«Il dissesto italiano è, prima che economico, istituzionale: occorre ripensare alle forme della politica e dell’amministrazione. Il catalogo su cui riflettere è questo: Costituzione, Diritti, Incompetenza, Disinformazione, Burocrazia, Impunità, Divisione. Sette parole che riconducono immediatamente al cuore della nostra Repubblica e alle sue disfunzioni che ideologismo, opportunismo, corporativismo hanno finora impedito di denunciare fino in fondo, riducendo molti intellettuali a vetrinisti del sistema (o di loro stessi)».
Che l’Italia sia, tra i paesi occidentali, uno dei più in difficoltà è ormai un luogo comune,ma l’analisi delle cause di questa situazione appare difettosa o incompleta. In queste pagine l’analisi assume perciò premesse temporali e di merito diverse da quelle correnti. Si indagano i decenni della prima Repubblica, dalla ricostruzione postbellica alla fine degli anni settanta, e si pongono al centro gli assetti istituzionali e normativi, poiché è pur sempre il diritto a (dover) governare l’economia e non viceversa. È in queste strutture che si cercheranno le cause della crisi odierna.
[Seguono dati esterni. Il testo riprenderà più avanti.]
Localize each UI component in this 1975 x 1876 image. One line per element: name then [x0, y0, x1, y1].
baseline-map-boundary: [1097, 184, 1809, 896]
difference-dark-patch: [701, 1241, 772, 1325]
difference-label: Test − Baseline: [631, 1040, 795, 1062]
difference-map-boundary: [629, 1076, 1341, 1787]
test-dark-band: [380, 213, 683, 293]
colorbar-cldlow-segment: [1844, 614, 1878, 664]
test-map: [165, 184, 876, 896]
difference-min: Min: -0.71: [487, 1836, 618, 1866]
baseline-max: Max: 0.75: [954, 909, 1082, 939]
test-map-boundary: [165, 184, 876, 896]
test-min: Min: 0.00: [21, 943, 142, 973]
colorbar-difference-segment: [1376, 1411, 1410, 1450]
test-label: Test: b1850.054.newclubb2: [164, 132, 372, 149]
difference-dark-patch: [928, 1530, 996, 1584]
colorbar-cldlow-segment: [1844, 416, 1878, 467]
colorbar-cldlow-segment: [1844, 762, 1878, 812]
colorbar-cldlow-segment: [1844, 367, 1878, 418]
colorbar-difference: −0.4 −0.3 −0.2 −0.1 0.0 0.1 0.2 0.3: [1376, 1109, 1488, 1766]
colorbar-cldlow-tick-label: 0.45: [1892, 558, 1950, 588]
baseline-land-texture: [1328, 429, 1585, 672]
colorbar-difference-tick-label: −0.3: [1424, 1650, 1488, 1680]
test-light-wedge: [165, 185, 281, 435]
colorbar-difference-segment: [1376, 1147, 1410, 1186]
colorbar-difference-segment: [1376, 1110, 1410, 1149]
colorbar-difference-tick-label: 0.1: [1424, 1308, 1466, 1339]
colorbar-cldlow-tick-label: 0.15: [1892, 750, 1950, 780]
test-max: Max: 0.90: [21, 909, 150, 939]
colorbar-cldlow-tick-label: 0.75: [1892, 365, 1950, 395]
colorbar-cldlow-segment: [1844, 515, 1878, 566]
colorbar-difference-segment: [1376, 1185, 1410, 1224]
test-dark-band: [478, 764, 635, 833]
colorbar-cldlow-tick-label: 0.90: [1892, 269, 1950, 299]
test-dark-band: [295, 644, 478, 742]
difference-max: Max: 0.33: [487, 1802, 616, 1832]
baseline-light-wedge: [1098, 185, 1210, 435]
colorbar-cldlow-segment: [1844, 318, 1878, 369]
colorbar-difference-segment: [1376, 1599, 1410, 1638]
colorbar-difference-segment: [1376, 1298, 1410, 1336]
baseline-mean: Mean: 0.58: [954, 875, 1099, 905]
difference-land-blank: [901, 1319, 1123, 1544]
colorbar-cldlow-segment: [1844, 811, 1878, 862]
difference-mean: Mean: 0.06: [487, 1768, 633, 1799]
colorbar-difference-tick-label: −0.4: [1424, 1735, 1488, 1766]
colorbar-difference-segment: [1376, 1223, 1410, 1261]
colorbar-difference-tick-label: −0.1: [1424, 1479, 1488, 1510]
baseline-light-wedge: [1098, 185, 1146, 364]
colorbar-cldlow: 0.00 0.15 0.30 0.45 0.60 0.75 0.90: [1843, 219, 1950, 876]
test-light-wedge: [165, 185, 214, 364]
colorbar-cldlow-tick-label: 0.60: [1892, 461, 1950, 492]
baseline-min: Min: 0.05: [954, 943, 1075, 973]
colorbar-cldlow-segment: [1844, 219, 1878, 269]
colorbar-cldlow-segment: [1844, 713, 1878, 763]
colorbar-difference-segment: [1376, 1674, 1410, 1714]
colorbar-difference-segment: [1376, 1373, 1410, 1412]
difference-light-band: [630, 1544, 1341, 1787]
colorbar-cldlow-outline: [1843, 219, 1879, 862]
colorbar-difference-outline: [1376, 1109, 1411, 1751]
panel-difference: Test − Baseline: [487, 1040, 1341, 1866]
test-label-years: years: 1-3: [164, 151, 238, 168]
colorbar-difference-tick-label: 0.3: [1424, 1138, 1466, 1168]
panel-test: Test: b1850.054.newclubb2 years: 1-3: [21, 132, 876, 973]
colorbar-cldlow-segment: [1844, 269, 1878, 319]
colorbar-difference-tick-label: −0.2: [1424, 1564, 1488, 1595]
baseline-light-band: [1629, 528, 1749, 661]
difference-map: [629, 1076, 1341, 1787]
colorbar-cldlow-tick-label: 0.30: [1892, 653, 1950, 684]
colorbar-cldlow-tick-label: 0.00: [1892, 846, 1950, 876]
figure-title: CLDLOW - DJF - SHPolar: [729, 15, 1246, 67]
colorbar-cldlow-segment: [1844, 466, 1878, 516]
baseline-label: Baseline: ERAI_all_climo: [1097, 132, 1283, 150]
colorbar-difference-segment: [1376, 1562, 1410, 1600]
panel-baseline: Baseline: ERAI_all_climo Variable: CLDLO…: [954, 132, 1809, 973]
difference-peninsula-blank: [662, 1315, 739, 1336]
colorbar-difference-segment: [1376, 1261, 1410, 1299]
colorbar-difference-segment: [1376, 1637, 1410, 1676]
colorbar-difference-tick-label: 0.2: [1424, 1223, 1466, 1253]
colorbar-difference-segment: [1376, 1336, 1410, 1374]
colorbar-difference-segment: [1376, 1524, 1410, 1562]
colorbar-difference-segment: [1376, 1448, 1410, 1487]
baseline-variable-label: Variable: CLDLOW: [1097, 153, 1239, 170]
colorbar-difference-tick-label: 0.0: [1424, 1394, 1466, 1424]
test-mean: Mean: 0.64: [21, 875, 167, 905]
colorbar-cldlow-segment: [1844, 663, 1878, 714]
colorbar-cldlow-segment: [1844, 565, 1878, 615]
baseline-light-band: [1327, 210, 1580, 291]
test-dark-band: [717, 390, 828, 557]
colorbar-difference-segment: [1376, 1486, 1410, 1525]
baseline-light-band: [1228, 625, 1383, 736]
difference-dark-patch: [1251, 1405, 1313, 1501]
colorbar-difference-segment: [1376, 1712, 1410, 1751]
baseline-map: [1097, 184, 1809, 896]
Si parte dunque dalle voci Costituzione e Diritti e si prosegue con l’esame delle altre possibili cause: Incompetenza, Disinformazione, Burocrazia, Impunità, Divisione. Ma alla base ve n’è una che le accomuna tutte, l’Ingiustizia, poiché l’Italia è, prima di ogni cosa, un paese profondamente ingiusto. Tuttavia, così come avvenne all’indomani del secondo conflitto mondiale, il paese può ancora farcela. Il miracolo economico, infatti, non fu solo opera della classe politica dell’epoca: esso si deve principalmente a una generazione straordinaria di italiani che ci ha regalato il benessere di cui abbiamo fin qui goduto. Lo spirito di sacrificio e l’intraprendenza di quegli uomini e quelle donne hanno annullato per oltre un ventennio le contraddizioni già esistenti del nostro sistema istituzionale,ma esse sono puntualmente riemerse non appena quella generazione ha cominciato, per ragioni anagrafiche, a passare la mano nel corso degli anni settanta, quando i segnali dell’inefficienza iniziarono a manifestarsi. Quei vecchi non mancarono di cogliere il mutamento e di esprimere il loro sconcerto, come dimostrano certi settori della pubblicistica dell’epoca. Una pubblicistica di cui si è persa quasi memoria, ma che oggi è necessario ripercorrere per capire che le cause del dissesto non sono poi così recenti, e che la ripresa economica e una stretta aderenza ai principî della Costituzione del 1948 non bastano per uscirne senza prima porsi una domanda essenziale: la legalità e l’etica oggi vigenti possono consentire il retto funzionamento delle istituzioni repubblicane?
Umberto Vincenti
Umberto Vincenti è professore ordinario presso l’Università di Padova, dove è presidente della Scuola di giurisprudenza. Tra i suoi ultimi libri ricordiamo: Individuo e persona, insieme a G. Boniolo (Bompiani, 2007); Diritti e dignità umana (Laterza, 2009); Diritto senza identità. La crisi delle categorie giuridiche tradizionali (Laterza, 2010²); I fondamenti del diritto occidentale. Un’introduzione storica (Laterza, 2010); La repubblica virtuosa. Una proposta per l’Italia (Bruno Mondadori, 2011).